ADA recommends treating type 2 diabetes more aggressively

I could be snide and say, “Well, that only took a million years” or I could be thankful and say a lot of patients should now live longer with less complications.

In an article, “New Major Changes in Recommendations for the Treatment of Type 2 Diabetes by ADA and EASD” that appeared in DiabetesInControl, an online newsletter for health professionals, the ADA has issued new recommendations for treating type 2 diabetes more aggressively. 

What motivates the change appears to be the conclusion, “that much of the morbidity associated with long-term microvascular and neuropathic complications can be substantially reduced by interventions that achieve glucose levels close to the non-diabetic range. Although new classes of medications and numerous combinations have been demonstrated to lower glycemia, current-day management has failed to achieve and maintain the glycemic levels most likely to provide optimal healthcare status for people with diabetes.”

Translation: Yea, we got new medicines to keep blood sugar in control but most people’s blood sugar still isn’t in control. 

So new ADA health-care providers therapeutic recommendations are to speed the introduction of insulin:

Step 1 — Lifestyle intervention and use of metformin because of its effect on glycemia, absence of weight gain or hypoglycemia, good tolerability profile and relatively low cost. 

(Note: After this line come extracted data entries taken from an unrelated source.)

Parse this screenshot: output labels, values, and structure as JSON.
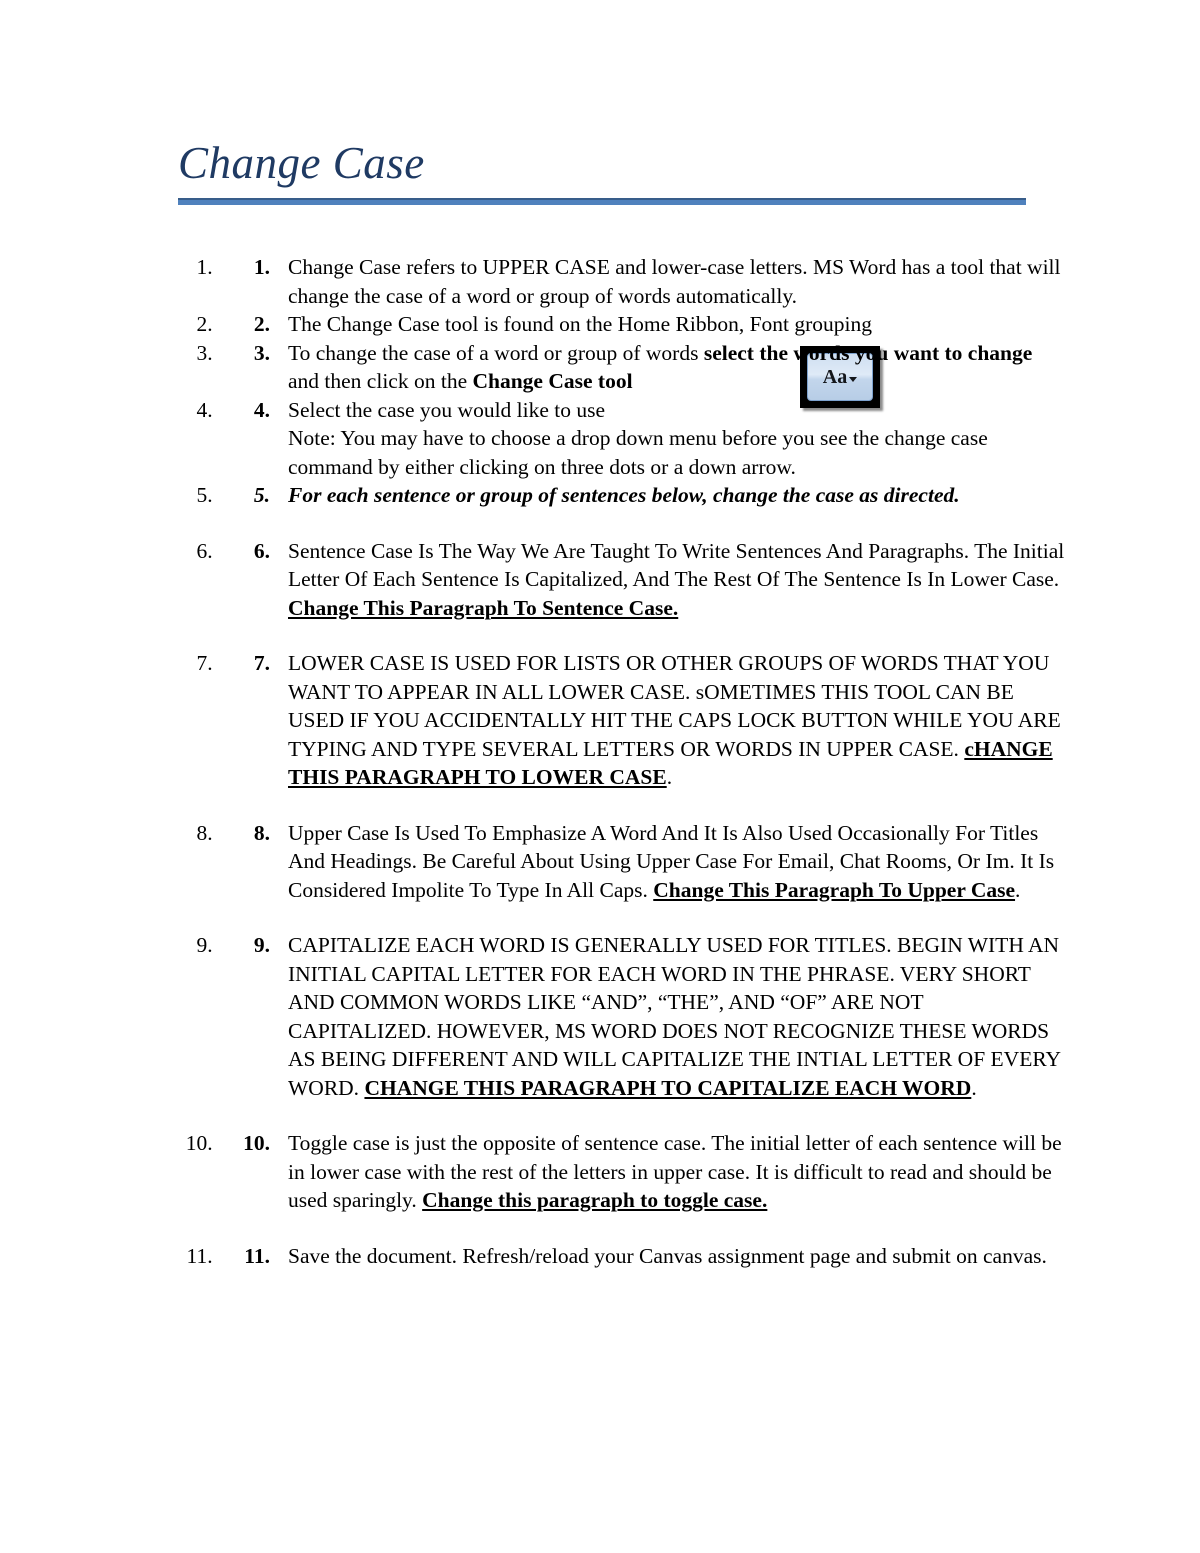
{
  "document": {
    "title": "Change Case",
    "accent_color": "#4F81BD",
    "title_color": "#1F3A63"
  },
  "tool_button": {
    "label": "Aa",
    "icon": "change-case-icon",
    "caret": "chevron-down-icon"
  },
  "list": {
    "items": [
      {
        "number": "1.",
        "text_plain": "Change Case refers to UPPER CASE and lower-case letters. MS Word has a tool that will change the case of a word or group of words automatically."
      },
      {
        "number": "2.",
        "text_plain": "The Change Case tool is found on the Home Ribbon, Font grouping"
      },
      {
        "number": "3.",
        "lead": "To change the case of a word or group of words ",
        "bold1": "select the words you want to change",
        "middle": " and then click on the ",
        "bold2": "Change Case tool"
      },
      {
        "number": "4.",
        "line1": "Select the case you would like to use",
        "line2": "Note: You may have to choose a drop down menu before you see the change case command by either clicking on three dots or a down arrow."
      },
      {
        "number": "5.",
        "text_bold_italic": "For each sentence or group of sentences below, change the case as directed."
      },
      {
        "number": "6.",
        "lead": "Sentence Case Is The Way We Are Taught To Write Sentences And Paragraphs. The Initial Letter Of Each Sentence Is Capitalized, And The Rest Of The Sentence Is In Lower Case. ",
        "emphasis": "Change This Paragraph To Sentence Case.",
        "tail": ""
      },
      {
        "number": "7.",
        "lead": "LOWER CASE IS USED FOR LISTS OR OTHER GROUPS OF WORDS THAT YOU WANT TO APPEAR IN ALL LOWER CASE. sOMETIMES THIS TOOL CAN BE USED IF YOU ACCIDENTALLY HIT THE CAPS LOCK BUTTON WHILE YOU ARE TYPING AND TYPE SEVERAL LETTERS OR WORDS IN UPPER CASE. ",
        "emphasis": "cHANGE THIS PARAGRAPH TO LOWER CASE",
        "tail": "."
      },
      {
        "number": "8.",
        "lead": "Upper Case Is Used To Emphasize A Word And It Is Also Used Occasionally For Titles And Headings. Be Careful About Using Upper Case For Email, Chat Rooms, Or Im. It Is Considered Impolite To Type In All Caps. ",
        "emphasis": "Change This Paragraph To Upper Case",
        "tail": "."
      },
      {
        "number": "9.",
        "lead": "CAPITALIZE EACH WORD IS GENERALLY USED FOR TITLES. BEGIN WITH AN INITIAL CAPITAL LETTER FOR EACH WORD IN THE PHRASE. VERY SHORT AND COMMON WORDS LIKE “AND”, “THE”, AND “OF” ARE NOT CAPITALIZED. HOWEVER, MS WORD DOES NOT RECOGNIZE THESE WORDS AS BEING DIFFERENT AND WILL CAPITALIZE THE INTIAL LETTER OF EVERY WORD. ",
        "emphasis": "CHANGE THIS PARAGRAPH TO CAPITALIZE EACH WORD",
        "tail": "."
      },
      {
        "number": "10.",
        "lead": "Toggle case is just the opposite of sentence case. The initial letter of each sentence will be in lower case with the rest of the letters in upper case. It is difficult to read and should be used sparingly. ",
        "emphasis": "Change this paragraph to toggle case.",
        "tail": ""
      },
      {
        "number": "11.",
        "text_plain": "Save the document. Refresh/reload your Canvas assignment page and submit on canvas."
      }
    ]
  }
}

Step 2 — Add another medication, either insulin or a sulfonylurea, within 2 to 3 months of starting step 1 or at any time when target hemoglobin A1c level is not achieved or if metformin is contraindicated or poorly tolerated. For patients who have hemoglobin A1c level of more than 8.5% or symptoms secondary to hyperglycemia, insulin is preferred, typically a basal (intermediate- or long-acting) insulin. 

Step 3 — Further adjustments by starting or intensifying insulin therapy with additional injections that might include a short- or rapid-acting insulin given before selected meals to curtail postprandial hyperglycemia. 

David M. Nathan, MD, from the Diabetes Center of Massachusetts General Hospital in Boston says, “The epidemic of type 2 diabetes and the recognition that achieving specific glycemic goals can substantially reduce morbidity, have made the effective treatment of hyperglycemia a top priority.”  Hmmm…it wasn’t before? Oops, there goes my snide side. Hard for a type 1 to fathom the laxity in treating type 2 diabetes. “Maintaining glycemic levels as close to the non-diabetic range as possible,” continued Nathan, “has been demonstrated to have a powerful beneficial effect on diabetes-specific microvascular complications, including retinopathy, nephropathy, and neuropathy, in the setting of type 1 diabetes; in type 2 diabetes, more intensive treatment strategies have likewise been demonstrated to reduce microvascular complications.”

We can only hope physicians will know the new recommendations and patients will get effective treatment. If I were a type 2 I’d ask my health care provider for the best treatment to control my blood sugar to normal levels, whether it’s with a pill or a syringe. For most of us, it’ll mean more years on the planet and spending them happier and healthier.